Waking to the pouring rain, I wasn’t looking forward to the day – as a narrow dangerous road with tall grass on either side just got a whole lot more dangerous. Eish!! And I hate packing up in the rain.
So I delayed moving as long as I could, but eventually decided I just had to go and donned the rain jacket and got up – getting going as quickly as possible. While not particularly heavy rain (compared to the Magersfontein or Klipdam days), it was plentiful and just didn’t end.

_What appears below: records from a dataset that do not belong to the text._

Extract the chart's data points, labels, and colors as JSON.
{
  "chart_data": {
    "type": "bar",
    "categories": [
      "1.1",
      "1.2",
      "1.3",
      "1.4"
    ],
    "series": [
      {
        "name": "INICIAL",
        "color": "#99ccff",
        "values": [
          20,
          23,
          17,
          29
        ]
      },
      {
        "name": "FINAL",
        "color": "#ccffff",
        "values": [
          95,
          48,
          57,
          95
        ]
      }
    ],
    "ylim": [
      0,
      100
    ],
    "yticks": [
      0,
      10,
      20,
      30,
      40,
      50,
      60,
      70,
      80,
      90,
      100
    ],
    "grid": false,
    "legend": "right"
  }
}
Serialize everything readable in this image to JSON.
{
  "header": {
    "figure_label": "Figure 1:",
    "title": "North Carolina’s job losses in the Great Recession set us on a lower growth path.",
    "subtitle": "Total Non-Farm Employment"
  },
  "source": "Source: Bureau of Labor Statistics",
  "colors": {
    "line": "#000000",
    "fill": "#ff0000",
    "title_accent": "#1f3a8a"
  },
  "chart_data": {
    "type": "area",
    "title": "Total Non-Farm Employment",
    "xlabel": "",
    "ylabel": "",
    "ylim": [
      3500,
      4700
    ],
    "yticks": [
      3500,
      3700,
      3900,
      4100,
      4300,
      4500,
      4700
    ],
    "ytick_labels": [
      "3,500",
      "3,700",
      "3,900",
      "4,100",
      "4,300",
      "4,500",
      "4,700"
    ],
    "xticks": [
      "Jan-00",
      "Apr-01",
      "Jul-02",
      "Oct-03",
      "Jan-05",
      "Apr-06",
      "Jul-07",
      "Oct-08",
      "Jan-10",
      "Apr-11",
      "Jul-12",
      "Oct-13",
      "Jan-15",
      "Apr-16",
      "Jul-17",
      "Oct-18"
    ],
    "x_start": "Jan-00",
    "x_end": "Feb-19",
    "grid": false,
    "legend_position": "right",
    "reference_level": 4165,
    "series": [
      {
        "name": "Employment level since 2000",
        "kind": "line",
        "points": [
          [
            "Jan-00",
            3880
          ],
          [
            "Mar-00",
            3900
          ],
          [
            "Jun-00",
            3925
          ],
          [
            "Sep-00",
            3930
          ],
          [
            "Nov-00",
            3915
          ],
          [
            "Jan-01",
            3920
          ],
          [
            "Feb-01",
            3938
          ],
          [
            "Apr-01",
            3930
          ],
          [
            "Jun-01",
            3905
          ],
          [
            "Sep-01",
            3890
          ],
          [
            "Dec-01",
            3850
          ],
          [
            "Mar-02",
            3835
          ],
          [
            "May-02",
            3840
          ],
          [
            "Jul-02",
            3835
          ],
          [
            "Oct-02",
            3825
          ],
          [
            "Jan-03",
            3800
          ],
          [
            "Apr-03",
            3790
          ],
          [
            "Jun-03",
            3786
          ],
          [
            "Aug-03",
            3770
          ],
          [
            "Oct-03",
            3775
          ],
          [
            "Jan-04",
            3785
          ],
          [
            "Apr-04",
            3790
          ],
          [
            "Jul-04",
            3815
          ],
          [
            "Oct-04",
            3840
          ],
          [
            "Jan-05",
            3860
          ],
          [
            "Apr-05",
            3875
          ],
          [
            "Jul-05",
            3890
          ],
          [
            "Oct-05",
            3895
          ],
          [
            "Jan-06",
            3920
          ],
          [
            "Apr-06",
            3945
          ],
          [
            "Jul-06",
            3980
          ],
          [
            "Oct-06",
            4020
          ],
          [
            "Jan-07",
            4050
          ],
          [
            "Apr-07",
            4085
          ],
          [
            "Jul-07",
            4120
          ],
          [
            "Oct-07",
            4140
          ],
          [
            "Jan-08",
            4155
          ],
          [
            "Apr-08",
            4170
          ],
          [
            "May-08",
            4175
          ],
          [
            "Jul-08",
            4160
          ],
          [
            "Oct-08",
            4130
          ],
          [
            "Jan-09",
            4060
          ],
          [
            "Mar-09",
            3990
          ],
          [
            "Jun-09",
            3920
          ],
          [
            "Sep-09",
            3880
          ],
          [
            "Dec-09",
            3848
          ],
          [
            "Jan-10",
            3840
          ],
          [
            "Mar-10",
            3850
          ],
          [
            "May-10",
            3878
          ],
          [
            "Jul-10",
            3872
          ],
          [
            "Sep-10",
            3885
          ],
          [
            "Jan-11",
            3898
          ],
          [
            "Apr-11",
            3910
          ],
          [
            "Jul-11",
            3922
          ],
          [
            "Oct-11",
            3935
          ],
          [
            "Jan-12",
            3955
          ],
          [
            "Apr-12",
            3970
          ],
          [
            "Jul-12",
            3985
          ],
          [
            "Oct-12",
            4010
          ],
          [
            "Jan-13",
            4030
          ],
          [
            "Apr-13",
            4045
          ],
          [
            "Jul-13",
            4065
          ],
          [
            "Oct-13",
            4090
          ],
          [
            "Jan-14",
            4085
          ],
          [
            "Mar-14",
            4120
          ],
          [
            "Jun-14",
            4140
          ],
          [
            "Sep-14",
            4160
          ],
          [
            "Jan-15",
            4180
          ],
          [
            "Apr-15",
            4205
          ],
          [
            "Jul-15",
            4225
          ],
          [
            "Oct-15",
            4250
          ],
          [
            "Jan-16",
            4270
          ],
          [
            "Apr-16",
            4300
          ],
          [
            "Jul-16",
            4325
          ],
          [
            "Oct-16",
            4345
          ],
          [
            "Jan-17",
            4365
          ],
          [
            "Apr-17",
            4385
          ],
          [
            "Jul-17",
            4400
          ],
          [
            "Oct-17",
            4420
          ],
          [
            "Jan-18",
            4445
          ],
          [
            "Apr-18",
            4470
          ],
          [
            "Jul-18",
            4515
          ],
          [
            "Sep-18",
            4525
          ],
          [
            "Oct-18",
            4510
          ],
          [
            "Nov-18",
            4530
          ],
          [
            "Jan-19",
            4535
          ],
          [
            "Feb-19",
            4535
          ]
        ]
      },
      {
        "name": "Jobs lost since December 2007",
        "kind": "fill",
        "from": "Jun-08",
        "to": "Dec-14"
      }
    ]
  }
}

The only breaks I usually take in the rain is to refill my bottles and maybe grab some food out of Tootsie (things like bread that don’t go too nicely in ones pocket), and today was no exception. By the time the rain had stopped I had done over 25 km with hardly a break and was feeling it. Fortunately I could see Derby, which I wanted to push through for the evening…
A 4×4 with four guys pulled up and we covered the usual topics of discussion, and then a queue formed… with another three cars standing in line. As the 4×4 pulled off, the next car moved forward and it started all over… and then the last car was my lucky car. Mother with three kids asked where I was staying and I said “somewhere on the other side of town”. Well, she picked up her phone and phoned a friend… and next thing I knew I was heading for a farm 6km other side of town – BONUS!
I arrived at the farm and waited outside as there is no intercom and the electric fence is 2.5 m high. A farm worked saw me and organised that I get in, and I was made to feel at home right away. While I showered the guys went hunting warthog, a major pest on the farm.
Stoffel arrived back before Johan, who has apparently started shooting kudu. A little while later Johan arrived, covered in blood – having run up into the mountains to catch the smaller of the two that had somehow managed to keep going.
After quite some time, he got the two kudu down to the sheds and started cutting out intestines, etc of the larger one… the smaller one they’d had to gut in the field because it was so far from the vehicle was (it was the only way they could carry it).
I went to bed one tired but dry guy.